My research has centered on statistical learning methods/algorithms and application to very-large-scale text categorization, web-mining for concept graph discovery, semi-supervised clustering, multi-task learning, novelty-based information retrieval, large-scale optimization for online advertising, social network analysis for personalized email prioritization, etc. Her recent research focuses on the following topics:

       Graph-based Transdutive Learning from Heterogeneous Data Sources (Ongoing project under NSF Big Data )

o   Important problems in the big-data era involve predictions based on heterogeneous sources of information and the dependency structures in data. For example, in finding domain experts to review papers, we need to make inference not only based on the content of papers, but also based on various information about co-author networks, citation graphs, topical similarities among venues, etc.

o   We approach the challenging problem of multi-relational learning over heterogeneous graphs by projecting multi-source dependency structures onto a product graph (via a tensor or Cartesian operation over input graphs), and by simultaneously optimizing both the spectral transformation of the product graph and the semi-supervised label propagation over the graph product.

o   We have developed a new family of non-parametric optimization algorithms for large-scale graph-based learning and benchmark evaluations.

       Scalable Machine Learning for Time Series Analysis (On-going projects sponsored by Boeing, DOE and NSF)

o   Modeling aircraft sensor networks and maintenance reports with autoregressive models, recurrent neural networks and shapelet learning (Guoqing Zhe et al. KDD 2016 ) for anomaly detection and forecasting (On-going research in collaboration with Boeing)

o   Spatio-temporal pattern recognition and causal analysis over environmental data streams, e.g., modeling the long-term and short-term dependency structures over the sensor networks in a solar-energy farm, in response to the influences of cloud movements and wind directions/speeds (A new research project in collaboration with Brookhaven National Lab and sponsored by DOE)

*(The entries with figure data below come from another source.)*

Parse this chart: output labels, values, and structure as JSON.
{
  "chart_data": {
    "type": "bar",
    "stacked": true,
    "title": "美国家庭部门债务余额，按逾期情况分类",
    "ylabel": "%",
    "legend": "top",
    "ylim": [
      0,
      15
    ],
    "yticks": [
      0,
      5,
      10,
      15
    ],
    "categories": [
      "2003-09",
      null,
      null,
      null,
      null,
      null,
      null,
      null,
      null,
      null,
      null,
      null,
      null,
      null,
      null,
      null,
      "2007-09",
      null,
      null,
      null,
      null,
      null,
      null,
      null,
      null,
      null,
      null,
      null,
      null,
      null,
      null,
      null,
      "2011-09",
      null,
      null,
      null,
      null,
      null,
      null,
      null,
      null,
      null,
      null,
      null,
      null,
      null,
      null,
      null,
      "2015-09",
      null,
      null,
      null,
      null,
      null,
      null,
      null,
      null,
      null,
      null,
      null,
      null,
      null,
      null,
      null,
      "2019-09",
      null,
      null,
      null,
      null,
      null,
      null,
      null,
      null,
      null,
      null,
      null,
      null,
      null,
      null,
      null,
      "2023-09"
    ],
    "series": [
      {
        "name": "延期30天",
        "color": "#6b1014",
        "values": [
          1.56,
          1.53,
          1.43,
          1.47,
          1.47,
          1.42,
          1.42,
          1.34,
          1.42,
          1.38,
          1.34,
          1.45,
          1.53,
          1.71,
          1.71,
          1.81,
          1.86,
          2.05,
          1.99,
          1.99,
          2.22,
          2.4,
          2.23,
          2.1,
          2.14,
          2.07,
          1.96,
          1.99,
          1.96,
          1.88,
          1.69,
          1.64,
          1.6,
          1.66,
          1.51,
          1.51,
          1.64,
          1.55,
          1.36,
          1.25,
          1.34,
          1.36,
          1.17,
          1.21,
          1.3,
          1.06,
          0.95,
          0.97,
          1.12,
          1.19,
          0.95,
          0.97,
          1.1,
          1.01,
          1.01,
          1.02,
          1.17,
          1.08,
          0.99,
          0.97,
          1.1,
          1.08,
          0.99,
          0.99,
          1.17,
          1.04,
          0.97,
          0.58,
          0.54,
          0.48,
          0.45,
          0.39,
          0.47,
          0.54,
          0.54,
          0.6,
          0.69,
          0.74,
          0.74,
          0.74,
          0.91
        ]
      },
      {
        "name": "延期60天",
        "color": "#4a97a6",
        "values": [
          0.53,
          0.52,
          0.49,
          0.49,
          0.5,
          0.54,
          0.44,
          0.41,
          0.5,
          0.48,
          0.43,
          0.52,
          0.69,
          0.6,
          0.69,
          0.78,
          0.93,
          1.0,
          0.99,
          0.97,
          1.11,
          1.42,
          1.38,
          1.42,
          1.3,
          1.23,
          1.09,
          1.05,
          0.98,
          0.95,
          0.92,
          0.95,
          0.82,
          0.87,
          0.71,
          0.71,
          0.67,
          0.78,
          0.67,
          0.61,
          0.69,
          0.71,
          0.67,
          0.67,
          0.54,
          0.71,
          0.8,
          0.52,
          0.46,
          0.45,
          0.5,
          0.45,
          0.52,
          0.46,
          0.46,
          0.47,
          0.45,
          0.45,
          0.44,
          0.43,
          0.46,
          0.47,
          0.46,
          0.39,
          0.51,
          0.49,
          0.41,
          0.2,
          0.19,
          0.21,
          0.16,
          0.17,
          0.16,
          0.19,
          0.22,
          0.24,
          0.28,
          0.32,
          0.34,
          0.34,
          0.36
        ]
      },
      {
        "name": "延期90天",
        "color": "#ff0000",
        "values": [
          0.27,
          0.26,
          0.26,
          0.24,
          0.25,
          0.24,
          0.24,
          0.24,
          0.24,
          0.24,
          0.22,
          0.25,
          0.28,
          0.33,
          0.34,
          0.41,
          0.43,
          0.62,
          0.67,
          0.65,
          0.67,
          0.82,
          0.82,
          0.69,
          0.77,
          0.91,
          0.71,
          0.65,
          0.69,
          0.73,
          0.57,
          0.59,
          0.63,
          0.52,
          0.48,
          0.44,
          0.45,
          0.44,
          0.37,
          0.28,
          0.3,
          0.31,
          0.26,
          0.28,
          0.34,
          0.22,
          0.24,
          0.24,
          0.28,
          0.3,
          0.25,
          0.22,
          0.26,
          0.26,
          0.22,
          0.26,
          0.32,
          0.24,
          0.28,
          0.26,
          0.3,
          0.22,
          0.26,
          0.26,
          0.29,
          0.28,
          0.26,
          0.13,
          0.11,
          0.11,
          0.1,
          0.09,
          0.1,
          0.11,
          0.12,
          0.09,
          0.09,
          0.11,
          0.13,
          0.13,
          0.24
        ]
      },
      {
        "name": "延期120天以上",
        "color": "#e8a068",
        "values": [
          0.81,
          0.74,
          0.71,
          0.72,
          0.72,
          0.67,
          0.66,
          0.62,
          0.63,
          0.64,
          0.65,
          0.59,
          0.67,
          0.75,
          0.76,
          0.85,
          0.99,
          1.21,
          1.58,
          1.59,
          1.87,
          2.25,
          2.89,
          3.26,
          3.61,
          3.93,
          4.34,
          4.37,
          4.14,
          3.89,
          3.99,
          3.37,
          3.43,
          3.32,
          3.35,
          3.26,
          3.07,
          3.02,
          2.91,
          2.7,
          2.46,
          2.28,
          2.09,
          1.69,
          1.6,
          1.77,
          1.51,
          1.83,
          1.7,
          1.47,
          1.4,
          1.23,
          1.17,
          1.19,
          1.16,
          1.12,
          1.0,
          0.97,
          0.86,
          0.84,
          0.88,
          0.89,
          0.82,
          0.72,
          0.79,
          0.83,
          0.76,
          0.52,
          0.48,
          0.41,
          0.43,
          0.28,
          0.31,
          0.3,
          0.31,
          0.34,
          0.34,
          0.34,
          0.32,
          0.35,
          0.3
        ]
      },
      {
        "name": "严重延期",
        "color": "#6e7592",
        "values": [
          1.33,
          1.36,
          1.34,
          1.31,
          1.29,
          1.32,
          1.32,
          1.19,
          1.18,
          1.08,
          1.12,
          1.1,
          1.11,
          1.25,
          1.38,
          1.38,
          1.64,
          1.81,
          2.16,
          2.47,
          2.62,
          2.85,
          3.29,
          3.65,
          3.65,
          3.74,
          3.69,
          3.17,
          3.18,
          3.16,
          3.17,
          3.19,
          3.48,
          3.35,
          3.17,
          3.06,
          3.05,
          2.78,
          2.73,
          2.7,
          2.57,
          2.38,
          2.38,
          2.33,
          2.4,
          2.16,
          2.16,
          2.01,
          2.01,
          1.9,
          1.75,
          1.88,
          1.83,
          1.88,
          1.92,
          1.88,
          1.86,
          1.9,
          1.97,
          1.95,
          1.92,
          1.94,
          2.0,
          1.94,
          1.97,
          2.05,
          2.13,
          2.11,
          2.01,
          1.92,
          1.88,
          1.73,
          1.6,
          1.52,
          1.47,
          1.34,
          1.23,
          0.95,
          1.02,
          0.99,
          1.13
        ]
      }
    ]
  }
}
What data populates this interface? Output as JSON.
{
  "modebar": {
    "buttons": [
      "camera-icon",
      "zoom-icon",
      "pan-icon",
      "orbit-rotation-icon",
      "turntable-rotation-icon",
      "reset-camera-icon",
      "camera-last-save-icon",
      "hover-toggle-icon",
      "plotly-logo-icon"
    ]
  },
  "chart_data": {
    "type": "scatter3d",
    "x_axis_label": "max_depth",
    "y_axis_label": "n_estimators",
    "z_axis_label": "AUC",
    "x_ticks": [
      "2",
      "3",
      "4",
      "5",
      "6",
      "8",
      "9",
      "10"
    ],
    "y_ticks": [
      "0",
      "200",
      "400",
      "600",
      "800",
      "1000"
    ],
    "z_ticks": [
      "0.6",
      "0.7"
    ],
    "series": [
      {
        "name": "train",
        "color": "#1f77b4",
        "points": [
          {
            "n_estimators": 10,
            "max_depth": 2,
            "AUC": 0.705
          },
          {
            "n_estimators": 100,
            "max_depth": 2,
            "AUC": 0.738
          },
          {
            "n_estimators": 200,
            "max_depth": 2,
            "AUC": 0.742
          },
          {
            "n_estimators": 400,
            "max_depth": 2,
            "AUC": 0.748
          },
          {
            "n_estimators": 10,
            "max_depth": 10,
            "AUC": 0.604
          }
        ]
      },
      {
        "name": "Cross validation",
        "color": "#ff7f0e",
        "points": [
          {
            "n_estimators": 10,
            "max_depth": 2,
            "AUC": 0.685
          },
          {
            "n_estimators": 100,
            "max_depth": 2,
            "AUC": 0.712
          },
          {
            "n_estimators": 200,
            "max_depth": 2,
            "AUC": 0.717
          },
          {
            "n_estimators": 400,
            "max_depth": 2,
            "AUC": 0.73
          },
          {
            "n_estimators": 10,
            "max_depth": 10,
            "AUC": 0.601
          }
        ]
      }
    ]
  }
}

o   Modeling multi-source and multi-scale evidence of dynamic chances in document streams (scientific literature or news stories) by developing a new family of Bayesian von Mices Fischer (vMF) models and large-scale inference algorithms ( On-going NSF project; Gopal, PhD Thesis; Gopal & Yang, ICML 2014 and Gopal & Yang, UAI 2014)


       Extreme Classification and Cross-language Transfer Classification

o   State-of-the-art classifiers in extremely large-scale classification over hundreds of thousands of categories with hierarchical or graphical dependency structures

o   Scalable variational inference for joint optimization of one trillion (4 TB) model parameters (Gopal & Yang, KDD 2013; Gopal & Yang, ICML 2013 & Supplementary ; Gopal et al., NIPS 2012 )

o   Cross-language text classification and cross-domain model adaptation from knowledge-rich languages (e.g., English) to low-resource and label-sparse languages (Ruochen Xu et al. CIKM 2016 ) (as a part of the LORILEI/ARIEL project under DARPA)

       Semi-structured Learning of Information Fusion for Events and Entities (joint effort with Prof. Jaime Carbonell In the DEFT project under DARPA)

o   Detecting entities and events of interest in various forms of mentions in text to enable high-precision information fusion and summarization, and jointly predict the semantic roles of entities in different types of events. Using a corporate acquisition event as an example, key information about the acquirer, price, date, approvals, joint-management, etc., needs to be extracted from text for slot filling in a predefined template, and the uncertainty of each system-predicted slot filler needs to be estimated for filler section and fusion.